La coquine de la salle de bain
Dans le tendre monde de la publicité, se laver ne relève pas d’un simple frottage de soi avec un gant de toilette usé, mais bien de tout un art érotico-hygiénico-sensuel. L’eau ruisselle sur le corps de la déesse au sublime grain de peau, elle ferme les yeux, soupire de plaisir et caresse doucement son derrière de genou avec une fleur de bain (rien que le terme laisse rêveur). Le temps ne compte plus. C’est - en toute simplicité - un instant de grâce.
Par contre, dans votre vie de tous les jours, c’est illico-presto que vous prenez votre douche. Comme d’habitude vous vous êtes réveillée avec ¼ d’heure de retard ; entre shampooing et savonnage vous pensez à tout ce que vous avez à faire dans la journée : passer au pressing, payer la crèche, finir le budget Trucmuche, nettoyer les toilettes en tenue de guerrière sexy,… Zut, vous avez du savon dans les yeux et ressemblez désormais à un lapin albinos. Pour le côté glam’-affriolant, on repassera.
Barbie chevelure de rêve
Dans le même axe que la belle dans son bain de miel, la femme de la pub a tout simplement une chevelure prodigieuse : douce, soyeuse, avec des reflets intenses et un effet gloss qui fait mal aux yeux. Et pour ne rien gâcher, volume magistral et coiffage exceptionnel clôturent le tout. Ce n’est pas Eva Longoria et toute la team l’Oréal qui nous diront le contraire
A ceci près que vous, étonnamment, ce n’est pas dans un salon de coiffure que vous passez vos journées. Alors entre le métro, le boulot, le portage de mômes, les courses chez Carrouf’ et le sport pour être en forme, votre chevelure ressemble plutôt à un tas de spaghettis tout juste égouttés. Et pourtant vous faites des efforts ; votre salle de bain est un véritable linéaire de masques et d’après-shampooings miraculeux. Le résultat reste cependant le même : consternant.
Celle qui perd la tête
Dans le monde idéal de la publicité, la femme en lingerie n’a pas de tête ! Oui, oui, vous avez bien lu. Plus de 200 ans après la Révolution française et 27 ans depuis la mise à la retraite de la guillotine n’ont pas empêché nos publicitaires ingénieux d’étêter les plantureuses mannequins en sous-vêtements sexy. Tout un symbole !
Sauf que vous, vous avez certes un corps moins galbé que celui de la pauvre décapitée de la pub Aubade, mais il n’empêche que votre tête repose bien sur vos épaules. Bon, elle est pas toujours au top (comprendre pores bouchés, yeux cernés, spots sur le fronts) mais les neurones qui la composent vous permettent de dire merde à tous ses crétins du marketing qui pensent que votre idéal se situe dans la vie rêvée des marques. Et pourquoi pas au paradis des lapins tant qu’on y est !?!
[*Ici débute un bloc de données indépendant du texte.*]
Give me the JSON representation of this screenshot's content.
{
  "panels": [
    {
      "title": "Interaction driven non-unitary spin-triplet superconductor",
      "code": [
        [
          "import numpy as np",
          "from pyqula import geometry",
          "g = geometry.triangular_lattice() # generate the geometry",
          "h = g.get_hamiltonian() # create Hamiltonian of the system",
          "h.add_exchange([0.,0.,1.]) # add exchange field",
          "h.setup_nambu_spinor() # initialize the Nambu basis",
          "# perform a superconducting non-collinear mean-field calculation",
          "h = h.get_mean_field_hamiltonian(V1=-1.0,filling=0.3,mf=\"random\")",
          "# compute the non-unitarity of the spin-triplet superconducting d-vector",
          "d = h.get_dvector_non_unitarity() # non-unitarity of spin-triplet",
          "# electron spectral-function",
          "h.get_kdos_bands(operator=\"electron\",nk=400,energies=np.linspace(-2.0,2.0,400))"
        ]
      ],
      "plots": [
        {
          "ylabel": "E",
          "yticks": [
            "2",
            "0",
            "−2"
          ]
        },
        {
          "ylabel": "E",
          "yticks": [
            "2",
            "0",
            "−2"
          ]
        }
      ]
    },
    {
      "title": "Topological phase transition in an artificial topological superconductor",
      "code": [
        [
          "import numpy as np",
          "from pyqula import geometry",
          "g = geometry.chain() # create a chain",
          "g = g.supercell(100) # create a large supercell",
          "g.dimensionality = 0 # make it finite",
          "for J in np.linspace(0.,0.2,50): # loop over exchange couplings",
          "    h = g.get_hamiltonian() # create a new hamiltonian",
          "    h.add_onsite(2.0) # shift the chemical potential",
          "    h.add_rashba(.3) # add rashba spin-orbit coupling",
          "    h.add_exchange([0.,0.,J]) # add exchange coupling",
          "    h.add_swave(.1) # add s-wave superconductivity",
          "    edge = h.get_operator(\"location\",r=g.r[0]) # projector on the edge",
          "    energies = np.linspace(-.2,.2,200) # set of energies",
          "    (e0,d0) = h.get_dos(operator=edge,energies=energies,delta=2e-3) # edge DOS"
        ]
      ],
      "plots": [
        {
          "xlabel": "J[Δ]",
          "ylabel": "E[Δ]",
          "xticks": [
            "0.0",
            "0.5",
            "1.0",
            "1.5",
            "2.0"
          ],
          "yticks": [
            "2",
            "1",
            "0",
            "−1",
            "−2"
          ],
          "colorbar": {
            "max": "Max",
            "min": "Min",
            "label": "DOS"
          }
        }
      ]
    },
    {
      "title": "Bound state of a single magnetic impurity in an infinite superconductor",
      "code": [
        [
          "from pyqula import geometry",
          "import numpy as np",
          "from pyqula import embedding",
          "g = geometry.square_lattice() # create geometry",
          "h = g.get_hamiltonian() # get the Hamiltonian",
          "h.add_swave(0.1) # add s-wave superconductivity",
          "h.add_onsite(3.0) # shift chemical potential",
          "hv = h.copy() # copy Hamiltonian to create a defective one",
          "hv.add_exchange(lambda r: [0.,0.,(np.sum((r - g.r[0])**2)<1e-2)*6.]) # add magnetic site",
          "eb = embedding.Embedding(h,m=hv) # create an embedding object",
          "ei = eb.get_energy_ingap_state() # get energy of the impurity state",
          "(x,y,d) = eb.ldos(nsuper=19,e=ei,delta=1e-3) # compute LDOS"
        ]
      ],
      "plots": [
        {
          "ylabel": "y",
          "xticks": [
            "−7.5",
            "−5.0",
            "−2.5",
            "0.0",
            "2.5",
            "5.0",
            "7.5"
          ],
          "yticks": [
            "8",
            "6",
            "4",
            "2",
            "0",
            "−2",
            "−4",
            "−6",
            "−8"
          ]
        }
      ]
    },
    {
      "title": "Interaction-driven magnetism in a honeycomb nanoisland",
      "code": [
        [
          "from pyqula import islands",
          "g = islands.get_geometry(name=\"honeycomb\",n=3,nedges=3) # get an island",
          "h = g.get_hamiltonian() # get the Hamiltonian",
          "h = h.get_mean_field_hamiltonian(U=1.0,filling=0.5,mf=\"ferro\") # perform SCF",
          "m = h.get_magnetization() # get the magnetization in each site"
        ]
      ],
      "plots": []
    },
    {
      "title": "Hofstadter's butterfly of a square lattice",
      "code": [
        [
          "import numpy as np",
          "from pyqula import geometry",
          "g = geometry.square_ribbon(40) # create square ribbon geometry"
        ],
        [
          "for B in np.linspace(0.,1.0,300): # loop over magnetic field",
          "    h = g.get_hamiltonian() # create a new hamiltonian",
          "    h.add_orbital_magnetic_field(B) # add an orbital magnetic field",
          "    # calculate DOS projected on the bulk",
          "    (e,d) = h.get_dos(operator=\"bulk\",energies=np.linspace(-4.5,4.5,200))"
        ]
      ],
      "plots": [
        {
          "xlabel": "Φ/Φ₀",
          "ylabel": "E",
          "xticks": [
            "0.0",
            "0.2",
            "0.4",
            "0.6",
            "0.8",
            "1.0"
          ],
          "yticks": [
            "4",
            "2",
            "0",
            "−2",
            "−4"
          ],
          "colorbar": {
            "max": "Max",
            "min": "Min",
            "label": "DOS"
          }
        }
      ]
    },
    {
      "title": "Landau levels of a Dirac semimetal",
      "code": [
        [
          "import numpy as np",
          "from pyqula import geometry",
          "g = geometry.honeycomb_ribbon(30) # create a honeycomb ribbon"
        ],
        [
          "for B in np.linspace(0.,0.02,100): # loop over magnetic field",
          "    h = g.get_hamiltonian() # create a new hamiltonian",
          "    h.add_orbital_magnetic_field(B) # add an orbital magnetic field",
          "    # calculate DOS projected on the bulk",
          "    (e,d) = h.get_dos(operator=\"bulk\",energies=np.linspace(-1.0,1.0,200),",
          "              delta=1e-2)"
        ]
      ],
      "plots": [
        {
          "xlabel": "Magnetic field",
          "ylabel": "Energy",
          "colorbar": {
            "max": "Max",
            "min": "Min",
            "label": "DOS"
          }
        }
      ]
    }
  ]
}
Alors on fait quoi fasse à tant d’écart entre la femme vue par la publicité et la femme ordinaire que nous sommes ? Rien, on ne fait rien.
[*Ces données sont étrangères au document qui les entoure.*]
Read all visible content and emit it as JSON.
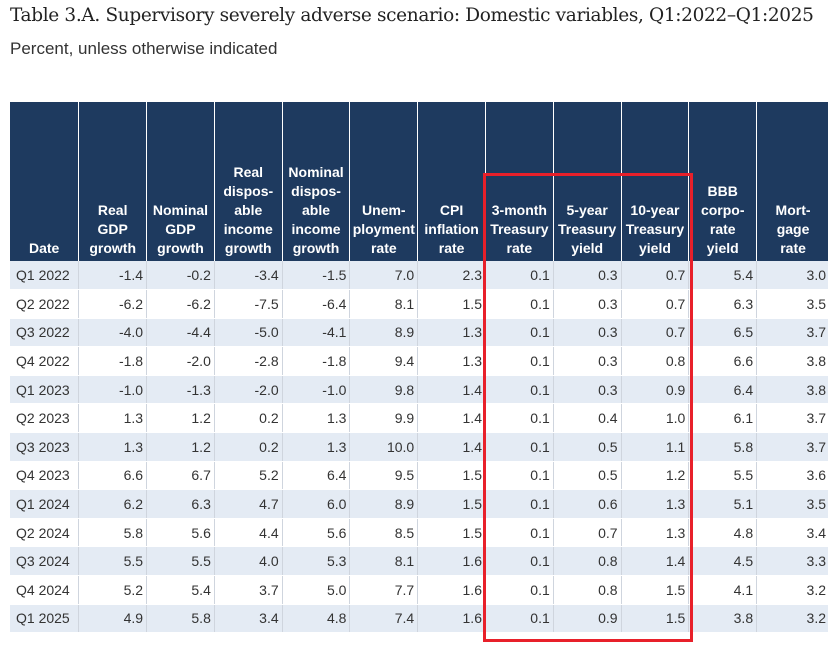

Parce qu’après tout, s’il y a bien quelque chose qui nous plaît dans la pub, c’est de pouvoir croire que tous les produits dont on nous vante les mérites sont une forme de rédemption à nos soucis quotidiens. Et si cela ne fonctionne pas tant pis, on attendra les prochaines innovations qui nous ferons vraiment devenir des Lara Croft à la chevelure de rêve et au corps magnifique et dont le repos salvateur se trouvera sous une douche aphrodisiaque.